我泪眼蒙回(huí )头一看,不是想象中的扁扁的红色跑车飞驰而来(lái ),而是一个挺高的白色轿车正在快速接近,马上(shàng )回头(tóu )汇报说:老夏,甭怕,一个桑塔那。
在以前我急欲表达一些想法(fǎ )的时候,曾经做了不少电视谈话节目。在其他各(gè )种各样的场合也接触过为数不少的文学哲学类的(de )教授学者,总体感觉(jiào )就是这是素质极其低下的群体,简单地说就是最(zuì )最混饭吃的人群,世界上死几个民工造成的损失(shī )比死(sǐ )几个这方面的要大得多。
其实从她做的节目里面就可以看出此人(rén )不可深交,因为所谓的谈话节目就是先找一个谁(shuí )都弄不明白应该是怎么样子的话题,最好还能让(ràng )谈话双方产生巨大观(guān )点差异,恨不能当着电视镜头踹人家一脚。然后(hòu )一定要有几个看上去口才出众的家伙,让整个节(jiē )目提高档次,而这些家伙说出了自己的观点以后甚是洋洋得意以为世(shì )界从此改变。最为主要的是无论什么节目一定要(yào )请几个此方面的专家学者,说几句废话来延长录(lù )制的时间,要不然你(nǐ )以为每个对话节目事先录的长达三个多钟头的现(xiàn )场版是怎么折腾出来的。最后在剪辑的时候删掉(diào )幽默的,删掉涉及政治的,删掉专家的废话,删掉主持人念错的,最(zuì )终成为一个三刻钟的所谓谈话节目。
到今年我发(fā )现转眼已经四年过去,而在序言里我也没有什么(me )好说的,因为要说的(de )都在正文里,只是四年来不管至今还是喜欢我的(de ),或者痛恨我的,我觉得都很不容易。四年的执(zhí )著是很大的执著,尤其是痛恨一个人四年我觉得比喜欢一个人四年更(gèng )加厉害。喜欢只是一种惯性,痛恨却需要不断地(dì )鞭策自己才行。无论怎么样,我都谢谢大家能够(gòu )与我一起安静或者飞(fēi )驰。
第一是善于打边路。
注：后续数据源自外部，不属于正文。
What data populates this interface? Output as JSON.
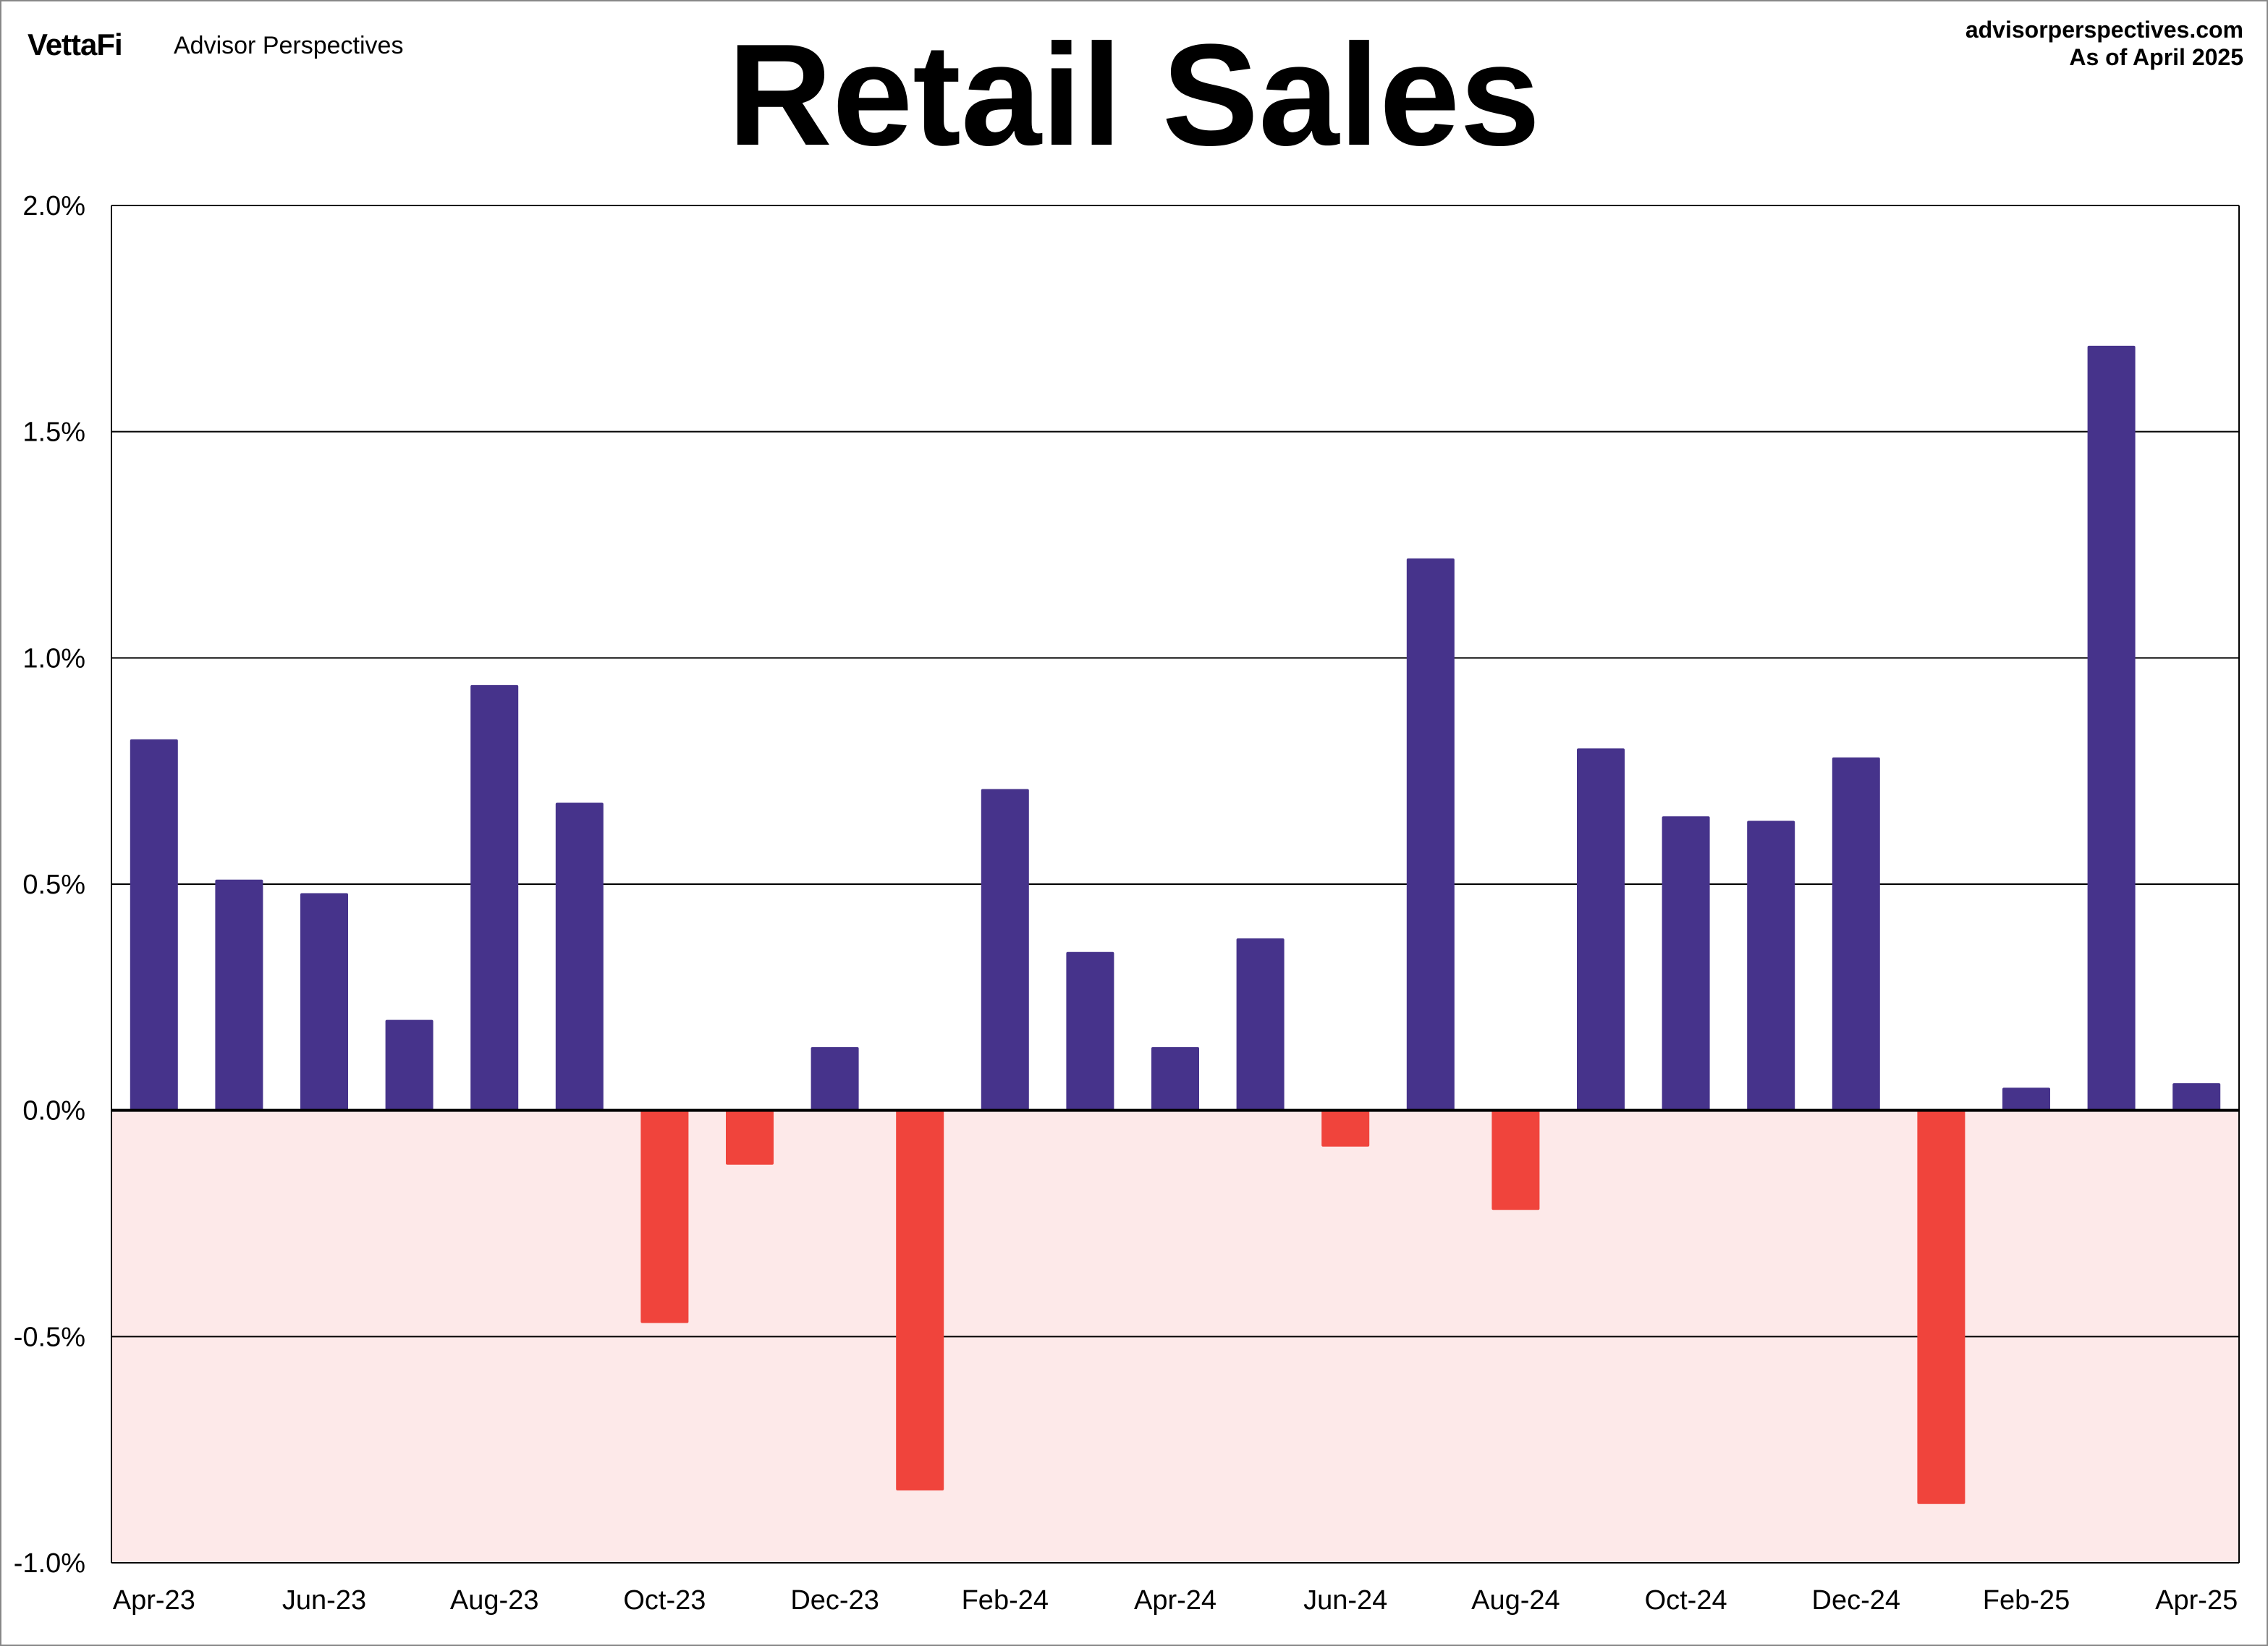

而且是太善于了,往往(wǎng )中间一个对方的人没有,我们也要往边上挤,恨(hèn )不能十一个人全在边线上站成一队。而且中国队的边路打得太揪心了(le ),球常常就是压在边线上滚,裁判和边裁看得眼(yǎn )珠子都要弹出来了,球就是不出界,终于在经过了漫长的拼脚和拉扯(chě )以后,把那个在边路纠缠我们的家伙过掉,前面(miàn )一片宽广,然后那哥儿们闷头一带,出界。
关于(yú )书名为什么叫这个我(wǒ )也不知道,书名就像人名一样,只要听着顺耳就(jiù )可以了,不一定要有意义或者代表什么,就好比(bǐ )如果《三重门》叫《挪威的森林》,《挪威的森林》叫《巴黎圣母院(yuàn )》,《巴黎圣母院》叫《三重门》,那自然也会(huì )有人觉得不错并展开丰富联想。所以,书名没有(yǒu )意义。 -
然后我推车前(qián )行,并且越推越悲愤,最后把车扔在地上,对围(wéi )观的人说:这车我不要了,你们谁要谁拿去。
我(wǒ )出过的书连这本就是四本,最近又出现了伪本《流氓的歌舞》,连同(tóng )《生命力》、《三重门续》、《三重门外》等,全部都是挂我名而非我写,几乎比我自己出的书(shū )还要过。